​Julia Jacklin / Black Belt Eagle Scout Mod Club, Toronto ON, April 28

​Julia Jacklin / Black Belt Eagle Scout Mod Club, Toronto ON, April 28
Photo: Chris Gee
Originally scheduled for the Horseshoe Tavern, Julia Jacklin's show got moved to the sleeker, larger Mod Club, which she filled with her immaculate, bittersweet folk-rock songs for a sold-out audience. In support of her fantastic second album, Crushing, the Sydney, Australia-based singer-songwriter has been gradually making her way towards becoming a household name in indie-folk and alt-country circles.
Katherine Paul, leader of Black Belt Eagle Scout, started off the night with a land acknowledgement before launching into "Just Lie Down," from her debut album, Mother of My Children, which was recently re-released by Saddle Creek. Raised on the Swinomish Indian Tribal Community reservation in Washington and now based in Portland, Paul's fermented guitar-rock had the anxious discord of grunge while channelling the invigorating healing energy of the drumming music that she grew up with.
The four-piece played "Soft Stud" and "Loss & Relax" with a punk-rock ethos, with Paul's crunchy guitar tones conveying mountainous heartbreak and grief. On Black Belt Eagle Scout's final song, "Sam, A Dream," Paul's soft-spoken elegance quickly turned into her shredding the extended outro, her hair swinging.
Jacklin, flanked by members of Toronto band the Weather Station (who were her backing band for her North American tour), took to the stage and slowly eased into Crushing's beautiful, sombre opening song, "Body." Ben Whiteley's plodding bass lines rolled like the hills as Jacklin's soft warble fearlessly exposed her vulnerability.
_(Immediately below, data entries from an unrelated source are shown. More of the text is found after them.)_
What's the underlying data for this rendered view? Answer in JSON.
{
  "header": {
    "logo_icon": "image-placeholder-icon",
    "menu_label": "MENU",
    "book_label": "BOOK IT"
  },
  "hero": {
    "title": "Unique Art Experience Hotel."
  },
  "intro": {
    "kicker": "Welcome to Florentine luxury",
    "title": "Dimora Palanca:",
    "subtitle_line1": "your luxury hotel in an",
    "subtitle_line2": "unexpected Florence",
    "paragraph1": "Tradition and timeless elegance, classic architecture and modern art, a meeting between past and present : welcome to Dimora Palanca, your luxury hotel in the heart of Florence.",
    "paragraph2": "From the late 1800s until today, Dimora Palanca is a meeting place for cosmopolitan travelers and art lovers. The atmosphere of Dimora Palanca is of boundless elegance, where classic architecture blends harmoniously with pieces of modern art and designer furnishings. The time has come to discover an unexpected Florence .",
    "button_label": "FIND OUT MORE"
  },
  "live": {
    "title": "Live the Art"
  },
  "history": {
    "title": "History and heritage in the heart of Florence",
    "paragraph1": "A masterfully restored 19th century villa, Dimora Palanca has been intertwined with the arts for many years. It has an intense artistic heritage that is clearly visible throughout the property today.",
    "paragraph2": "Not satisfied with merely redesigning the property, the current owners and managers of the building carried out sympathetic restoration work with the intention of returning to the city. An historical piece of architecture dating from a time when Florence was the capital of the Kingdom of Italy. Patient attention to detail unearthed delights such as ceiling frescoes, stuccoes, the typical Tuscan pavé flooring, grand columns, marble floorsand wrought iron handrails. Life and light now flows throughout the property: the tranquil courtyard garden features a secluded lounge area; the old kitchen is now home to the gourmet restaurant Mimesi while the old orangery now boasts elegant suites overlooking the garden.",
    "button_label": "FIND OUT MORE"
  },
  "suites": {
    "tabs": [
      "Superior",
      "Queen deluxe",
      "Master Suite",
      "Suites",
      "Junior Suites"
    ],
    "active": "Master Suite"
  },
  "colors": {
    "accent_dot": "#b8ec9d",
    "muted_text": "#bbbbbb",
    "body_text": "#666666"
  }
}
Jacklin's scalding wails on "Leadlight," from her first album Don't Let the Kids Win, felt rightfully anthemic as Ian Kehoe's contoured snare hits directed Jacklin's wilful confessional. Jacklin's silky vocals on "Don't Know How to Keep Loving You" were wonderful and sweetly peaceful in spite of the heartbreaking content of the song.
Then, Jacklin unleashed Crushing's rockier tunes "You Were Right" and "Pressure to Party," which invoked fellow countrymate Courtney Barnett — they were deliberately loud while remaining sophisticated, highlighting Jacklin's impressively adaptable voice. In the middle of the set, Jacklin led the poignant "When the Family Flies In" with keyboardist Will Kidman, while she hovered across the quiet stage to delicately alleviate pressure. Continuing with the hushed atmosphere, Jacklin performed Don't Let the Kids Win's title track solo, with only her guitar.
Written on masking tape on Jacklin's guitar read "Julia's guitar" and "You got this!!!" the latter of which was either a message for the audience or for herself — probably both, as Jacklin's riveting songwriting is both empowering and hopeful for her listeners. Jacklin confirmed this on her last song of the evening, "Comfort," as she quietly sang, "You'll be okay, you'll be alright, you'll get well soon, sleep through the night."